Martin Egli and Shuguang Zhang, Making Sense of Helices: Right and Wrong Models in Science and Art. MOLECULAR FRONTIERS JOURNAL l Volume 7 l 2023, 22 July 2023; doi:10.1142/S2529732523500086


 Helices are ubiquitous in art and nature. Independent of their pitch and sense of rotation (handedness), helices in sculpture, painting, architecture, scientific illustrations, conference announcements, logos, and advertising are eye-catching and aesthetically pleasing.
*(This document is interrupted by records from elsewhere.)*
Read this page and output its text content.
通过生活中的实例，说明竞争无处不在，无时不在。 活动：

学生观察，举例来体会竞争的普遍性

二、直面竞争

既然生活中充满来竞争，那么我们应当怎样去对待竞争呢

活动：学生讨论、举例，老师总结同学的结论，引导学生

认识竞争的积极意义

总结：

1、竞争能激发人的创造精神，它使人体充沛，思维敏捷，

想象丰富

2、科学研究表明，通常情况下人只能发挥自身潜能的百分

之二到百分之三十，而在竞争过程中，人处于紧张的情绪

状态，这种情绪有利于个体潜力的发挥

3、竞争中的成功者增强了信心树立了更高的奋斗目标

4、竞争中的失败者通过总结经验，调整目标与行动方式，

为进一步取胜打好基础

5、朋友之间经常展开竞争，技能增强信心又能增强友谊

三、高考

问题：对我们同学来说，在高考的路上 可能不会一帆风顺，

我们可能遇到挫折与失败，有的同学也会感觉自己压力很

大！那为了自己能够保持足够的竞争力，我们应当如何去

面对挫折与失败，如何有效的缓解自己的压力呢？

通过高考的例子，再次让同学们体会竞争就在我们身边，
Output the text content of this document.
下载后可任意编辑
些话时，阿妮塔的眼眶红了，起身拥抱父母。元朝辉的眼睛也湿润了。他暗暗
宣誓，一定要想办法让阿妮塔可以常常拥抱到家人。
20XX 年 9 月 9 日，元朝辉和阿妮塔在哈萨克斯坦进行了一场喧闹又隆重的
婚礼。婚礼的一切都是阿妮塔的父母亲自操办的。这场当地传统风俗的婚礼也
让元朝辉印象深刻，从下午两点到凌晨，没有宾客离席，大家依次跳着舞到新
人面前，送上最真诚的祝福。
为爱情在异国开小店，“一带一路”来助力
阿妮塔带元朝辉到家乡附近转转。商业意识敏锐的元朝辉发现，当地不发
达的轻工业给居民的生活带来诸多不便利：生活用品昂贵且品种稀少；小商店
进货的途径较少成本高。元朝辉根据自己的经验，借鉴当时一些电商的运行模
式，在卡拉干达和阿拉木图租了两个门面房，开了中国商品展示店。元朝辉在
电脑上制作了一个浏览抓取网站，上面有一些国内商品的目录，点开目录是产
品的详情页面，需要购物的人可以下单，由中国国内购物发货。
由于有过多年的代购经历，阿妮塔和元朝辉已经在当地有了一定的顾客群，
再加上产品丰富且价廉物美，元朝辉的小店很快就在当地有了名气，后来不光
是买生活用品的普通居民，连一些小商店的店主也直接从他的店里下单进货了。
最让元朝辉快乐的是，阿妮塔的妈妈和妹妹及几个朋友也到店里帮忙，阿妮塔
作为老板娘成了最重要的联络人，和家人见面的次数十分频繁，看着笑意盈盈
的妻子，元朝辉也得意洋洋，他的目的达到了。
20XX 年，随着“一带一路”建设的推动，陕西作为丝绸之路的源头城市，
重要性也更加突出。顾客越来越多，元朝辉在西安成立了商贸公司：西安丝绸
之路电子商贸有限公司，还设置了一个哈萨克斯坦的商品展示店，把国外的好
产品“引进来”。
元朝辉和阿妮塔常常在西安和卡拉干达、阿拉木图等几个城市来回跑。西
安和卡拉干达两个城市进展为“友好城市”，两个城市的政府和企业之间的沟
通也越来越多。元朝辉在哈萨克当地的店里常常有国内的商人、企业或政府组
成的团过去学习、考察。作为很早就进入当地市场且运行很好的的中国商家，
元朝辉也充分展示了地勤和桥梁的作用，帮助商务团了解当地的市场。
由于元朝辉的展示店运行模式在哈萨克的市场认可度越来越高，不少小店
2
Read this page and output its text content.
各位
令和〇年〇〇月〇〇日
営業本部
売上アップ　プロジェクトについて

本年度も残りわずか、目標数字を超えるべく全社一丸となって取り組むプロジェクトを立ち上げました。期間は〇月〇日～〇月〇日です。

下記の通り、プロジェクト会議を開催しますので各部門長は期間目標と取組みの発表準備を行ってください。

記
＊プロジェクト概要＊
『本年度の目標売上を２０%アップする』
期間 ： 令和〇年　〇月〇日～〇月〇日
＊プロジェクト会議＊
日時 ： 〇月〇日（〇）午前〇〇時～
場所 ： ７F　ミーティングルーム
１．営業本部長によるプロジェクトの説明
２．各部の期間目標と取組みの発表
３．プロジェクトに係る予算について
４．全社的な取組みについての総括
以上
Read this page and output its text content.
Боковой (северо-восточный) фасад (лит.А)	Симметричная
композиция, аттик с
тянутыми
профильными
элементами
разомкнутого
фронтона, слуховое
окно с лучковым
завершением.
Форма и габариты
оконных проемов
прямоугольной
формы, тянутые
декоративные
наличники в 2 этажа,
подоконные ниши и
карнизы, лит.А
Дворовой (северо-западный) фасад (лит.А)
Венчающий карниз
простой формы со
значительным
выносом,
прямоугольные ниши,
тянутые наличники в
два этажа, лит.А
Helices can turn either clockwise (right-handed helix) or anti-clockwise (left-handed helix). The α-helix formed by l-amino acids and the double helices formed by β-d-2′-deoxyribonucleic acid (A- and B-form DNA) and β-d-ribonucleic acid (A-form RNA) are all right-handed. Artistic license provides the freedom to create helices of any shape and sense; indeed, many helical sculptures do not follow the natural convention observed in proteins and DNA. What is more surprising, given that models of the α-helix and the DNA double helix were published over 70 years ago, is how common left-handed DNA double helices are in the context of scientific papers and books as well as in popular science writing and reporting. In all cases except for left-handed Z-DNA, the use of left-handed helices in scientific illustrations or models is incorrect. Here, we revisit the helix types adopted by peptides, DNA, and RNA, and review examples of right and wrong helical models in science, art, and elsewhere.

Keywords : α-Helix; Double Helix; DNA; Left-Handed; Right-Handed; Peptide; Protein; RNA.